Die zahlenmäßig eher kleine jüdische Gemeinde in Lörrach erlebt große Tage: Wie viele andere Gemeinden beging sie zum einen das Gedenken an die Pogromnacht. Am 9. November wurde mit einer Mahnwache und einer Gedenkfeier an die dramatischen Ereignisse vor 80 Jahren erinnert, welche sich damals auch in der deutschen Grenzstadt zur Schweiz abspielten.

»Viele Lörracher Bürgerinnen und Bürger waren bei dieser Feier dabei und halfen mit, sie auf diese Art und Weise in einem speziellen Rahmen zu gestalten«, sagt Gemeinderabbiner Mosche Flomenmann. Wichtig war dabei wohl auch, das Gedenken in die wöchentliche Schabbatfeier zu integrieren und so auch zu zeigen, dass jüdisches Leben der schlimmen Vergangenheit zum Trotz heute wieder Alltag ist und hoffentlich auch bleibt.

Ereignis Bereits einige Stunden vorher war allerdings einige Hundert Kilometer entfernt ein äußerst wichtiges Ereignis über die Bühne gegangen, welches die Gemeinde Lörrach ebenfalls betrifft, doch noch weit darüber hinausstrahlt.

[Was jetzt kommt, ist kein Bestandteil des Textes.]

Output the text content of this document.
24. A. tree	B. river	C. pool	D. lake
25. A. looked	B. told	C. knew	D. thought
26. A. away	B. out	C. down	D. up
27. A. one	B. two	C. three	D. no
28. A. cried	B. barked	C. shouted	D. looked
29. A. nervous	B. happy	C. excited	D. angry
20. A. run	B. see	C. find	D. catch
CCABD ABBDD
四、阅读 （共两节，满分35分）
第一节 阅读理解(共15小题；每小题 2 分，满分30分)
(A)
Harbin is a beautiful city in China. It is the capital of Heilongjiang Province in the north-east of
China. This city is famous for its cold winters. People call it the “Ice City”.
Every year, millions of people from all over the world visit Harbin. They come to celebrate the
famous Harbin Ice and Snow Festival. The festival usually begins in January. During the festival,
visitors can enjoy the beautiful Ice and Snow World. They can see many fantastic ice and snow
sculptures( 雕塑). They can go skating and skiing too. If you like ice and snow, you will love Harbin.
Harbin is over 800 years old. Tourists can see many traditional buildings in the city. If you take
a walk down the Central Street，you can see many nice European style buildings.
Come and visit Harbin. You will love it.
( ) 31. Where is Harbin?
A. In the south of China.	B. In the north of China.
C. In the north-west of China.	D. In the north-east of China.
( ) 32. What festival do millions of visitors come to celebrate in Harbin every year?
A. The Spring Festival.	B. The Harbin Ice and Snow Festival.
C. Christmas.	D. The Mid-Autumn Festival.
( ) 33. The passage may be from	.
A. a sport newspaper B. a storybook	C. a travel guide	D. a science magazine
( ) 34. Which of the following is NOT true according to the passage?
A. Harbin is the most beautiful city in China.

In der baden-württembergischen Landeshauptstadt Stuttgart wurde nämlich eine Torarolle fertiggestellt. Eine Torarolle, welche die Gemeinde Lörrach aus Anlass des zehnten Jahrestages ihrer neuen Synagoge sowie des 350-jährigen Bestehens jüdischen Lebens im heutigen Baden-Württemberg hatte schreiben lassen. Im Landtag beendete Sofer Jaakov Josef Yudkowsky die letzten der insgesamt 304.805 Buchstaben – unter den Augen der Parlamentarierinnen und Parlamentarier, aber auch der Vertreter anderer Religionsgemeinschaften sowie der Kirchen.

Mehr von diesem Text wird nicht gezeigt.